Andy Dinan founded and established Melbourne Art Rooms, known as MARS Gallery in 2004 with a steadfast resolve for promoting Australian artists. MARS Gallery's HQ is located in Windsor, Victoria, Australia, on 7 James Street.

==Background==
Since its inception, MARS has a mid-career contemporary Australian and International Artists. Under Dinan's direction, MARS enjoys a unique position staging regular exhibitions in excess of 700+ exhibitions featuring over 330 artists. Dinan specialises in exhibiting, promoting and building careers of emerging artists exhibitions, attending international art fairs, curating special events and consulting on major public art commissions.

==Public art==
Identifying a niche in the market, Dinan established a public art consulting service, ADA Art Consulting, in 2010 that integrates art into large and small-scale property developments. ADA has established strong connections with Melbourne councils and takes care to fulfil all stakeholders’ needs with every completed project.

==Philanthropy & awards==
Entwined in Dinan's professional and private life is an undertaking to help others in need. In addition to working as an Ambassador for TLC, Andy was also on the marketing board for the Salvation Army, Red Shield Appeal for ten years. Her contribution was recognised in The Australian Financial Review and Westpac 100 Women of Influence Awards 2014 in the Philanthropy category. In 2014, Dinan was chosen as one of 100 Women of Influence in the Australian Financial Review and the 100 Women of Influence Awards. In 2018, Andy accepted an invitation to be a Foundation Board Member of the Arts Centre Melbourne, originally known as the Victorian Arts Centre, until 2024.

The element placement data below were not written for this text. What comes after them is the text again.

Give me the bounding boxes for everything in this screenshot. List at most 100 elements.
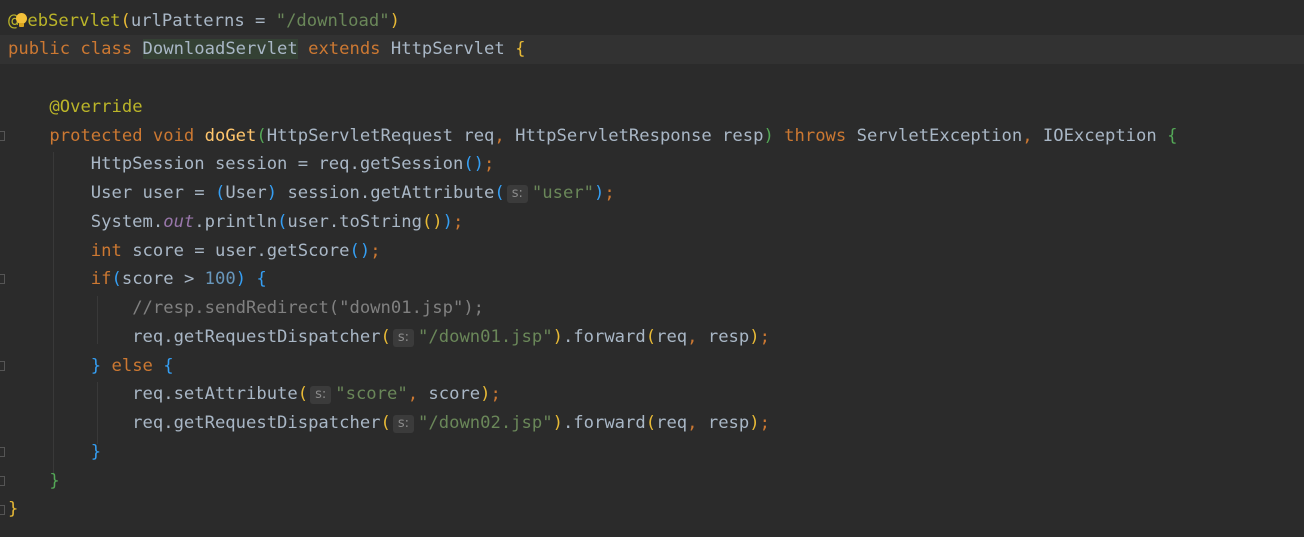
fold-marker-icon[interactable] — [0, 476, 5, 486]
fold-marker-icon[interactable] — [0, 131, 5, 141]
code-line[interactable]: } — [8, 438, 101, 466]
code-token: ) — [594, 183, 605, 203]
code-line[interactable]: req.setAttribute(s: "score", score); — [8, 380, 501, 408]
parameter-hint: s: — [506, 185, 528, 203]
code-token: ) — [266, 183, 278, 203]
code-token: ) — [235, 269, 247, 289]
code-token: "user" — [531, 183, 595, 203]
code-token: ( — [214, 183, 226, 203]
code-token: ) — [749, 327, 760, 347]
code-line[interactable]: @ ebServlet(urlPatterns = "/download") — [8, 7, 400, 35]
parameter-hint: s: — [392, 415, 415, 433]
code-token: urlPatterns = — [130, 11, 276, 31]
code-token: , — [494, 126, 516, 146]
code-line[interactable]: System.out.println(user.toString()); — [8, 208, 464, 236]
code-line[interactable]: User user = (User) session.getAttribute(… — [8, 179, 615, 207]
code-token: ) — [763, 126, 774, 146]
code-token: , — [1022, 126, 1043, 146]
code-token: //resp.sendRedirect("down01.jsp"); — [132, 298, 485, 318]
code-line[interactable]: HttpSession session = req.getSession(); — [8, 150, 495, 178]
code-token: protected void — [49, 126, 205, 146]
code-token: .forward — [562, 327, 646, 347]
code-token: ( — [297, 384, 309, 404]
code-line[interactable]: @Override — [8, 93, 143, 121]
code-line[interactable]: protected void doGet(HttpServletRequest … — [8, 122, 1177, 150]
code-token: ( — [380, 327, 391, 347]
code-editor[interactable]: @ ebServlet(urlPatterns = "/download") pub… — [0, 0, 1304, 537]
code-token: req.getRequestDispatcher — [8, 327, 381, 347]
code-line[interactable]: req.getRequestDispatcher(s: "/down01.jsp"… — [8, 323, 770, 351]
code-token: ServletException — [856, 126, 1023, 146]
code-token: , — [687, 413, 708, 433]
code-token: resp — [707, 327, 750, 347]
code-line[interactable]: int score = user.getScore(); — [8, 237, 381, 265]
code-token: ) — [552, 327, 563, 347]
editor-gutter — [0, 0, 8, 537]
code-token: () — [349, 241, 371, 261]
code-token: .println — [194, 212, 278, 232]
code-token: } — [90, 442, 102, 462]
code-token: ; — [490, 384, 501, 404]
code-token: ) — [749, 413, 760, 433]
code-line[interactable]: req.getRequestDispatcher(s: "/down02.jsp"… — [8, 409, 770, 437]
code-line[interactable]: //resp.sendRedirect("down01.jsp"); — [8, 294, 484, 322]
fold-marker-icon[interactable] — [0, 505, 5, 515]
code-token: score = user.getScore — [132, 241, 350, 261]
code-token: .forward — [562, 413, 646, 433]
code-token: ( — [380, 413, 391, 433]
code-token: 100 — [204, 269, 236, 289]
parameter-hint: s: — [310, 386, 332, 404]
code-line[interactable]: } else { — [8, 352, 174, 380]
code-token: ( — [645, 413, 657, 433]
code-token: req — [656, 413, 688, 433]
code-token: User user = — [8, 183, 215, 203]
code-token: User — [225, 183, 267, 203]
code-token: user.toString — [287, 212, 422, 232]
code-line[interactable]: } — [8, 467, 59, 495]
code-token: ; — [453, 212, 464, 232]
fold-marker-icon[interactable] — [0, 361, 5, 371]
code-token: } — [8, 499, 19, 519]
code-token: () — [463, 154, 485, 174]
code-token: @Override — [49, 97, 143, 117]
code-token: { — [515, 39, 526, 59]
code-token: , — [687, 327, 708, 347]
code-token: session.getAttribute — [277, 183, 495, 203]
code-token: HttpServlet — [390, 39, 516, 59]
code-token: { — [256, 269, 267, 289]
code-token: () — [421, 212, 443, 232]
code-token: { — [163, 356, 174, 376]
fold-marker-icon[interactable] — [0, 447, 5, 457]
intention-bulb-icon[interactable] — [15, 12, 28, 28]
code-line[interactable]: public class DownloadServlet extends Htt… — [8, 35, 525, 63]
code-token: doGet — [204, 126, 257, 146]
code-token: HttpServletRequest req — [266, 126, 495, 146]
code-token: int — [90, 241, 133, 261]
code-token: ; — [759, 413, 770, 433]
code-line[interactable]: } — [8, 495, 18, 523]
code-token: } — [90, 356, 102, 376]
code-token: ) — [389, 11, 400, 31]
code-token: "/down01.jsp" — [418, 327, 553, 347]
code-token: "/download" — [275, 11, 390, 31]
code-token: HttpSession session = req.getSession — [8, 154, 464, 174]
code-token: ( — [277, 212, 288, 232]
code-token: out — [163, 212, 195, 232]
code-token: req.getRequestDispatcher — [8, 413, 381, 433]
code-token: ) — [552, 413, 563, 433]
code-token: { — [1167, 126, 1178, 146]
code-line[interactable]: if(score > 100) { — [8, 265, 267, 293]
code-token: ( — [494, 183, 505, 203]
code-token: else — [101, 356, 164, 376]
code-token: ( — [120, 11, 131, 31]
code-token: ) — [442, 212, 454, 232]
fold-marker-icon[interactable] — [0, 274, 5, 284]
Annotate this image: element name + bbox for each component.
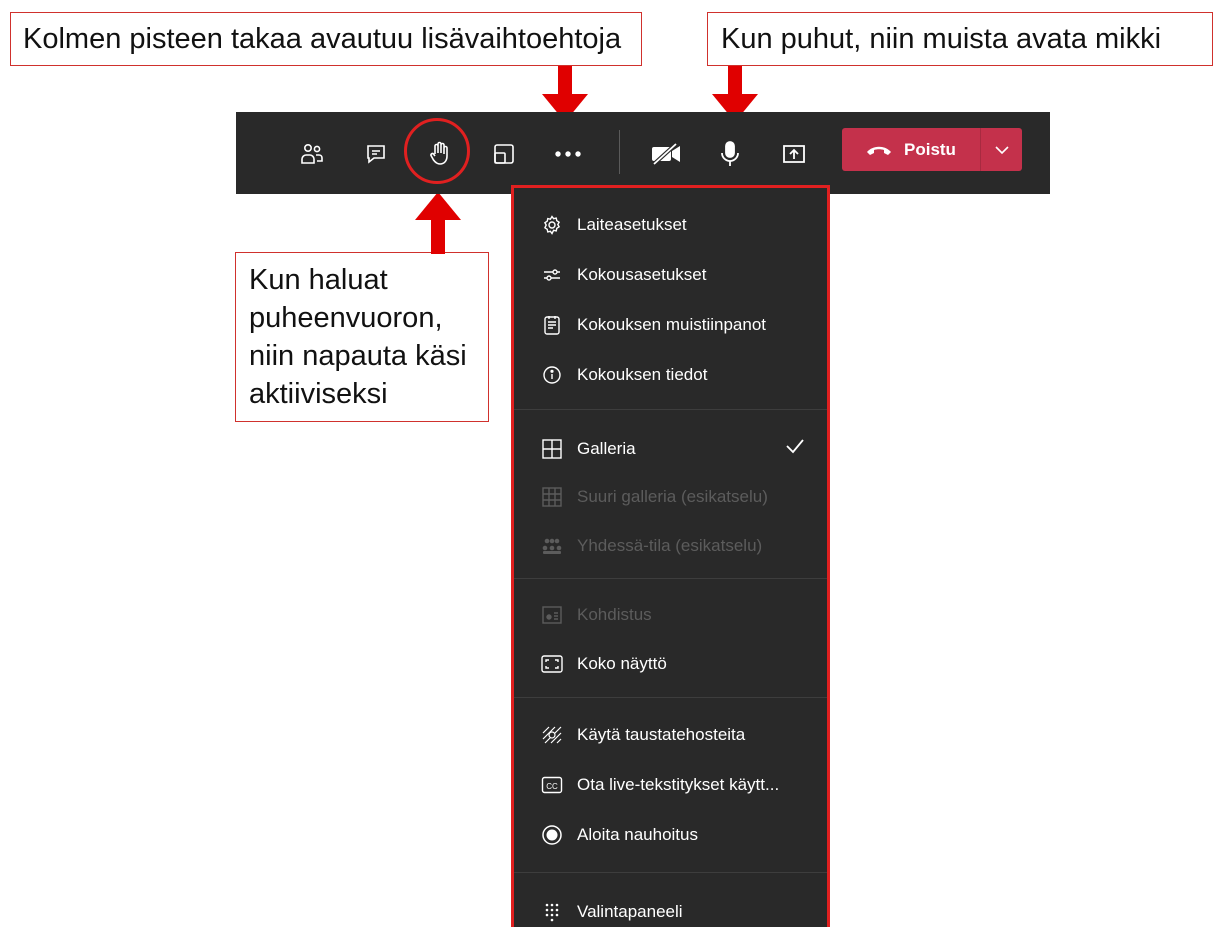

In 2020, Dinan accepted the award for City of Port Philip Design and Development Awards for Integrated Art in the Opera Project. This is the second time Dinan has been recognised for her work in the City of Port Philip.

In 2026, Dinan joined the judging panel for the Helpmann Academy Graduate Exhibition Awards. Dinan was one of the judges for the Glover Prize 2026, Australia's most prestigious landscape art prize. Dinan sits on the Art Acquisition Reference Group for the City of Port Phillip.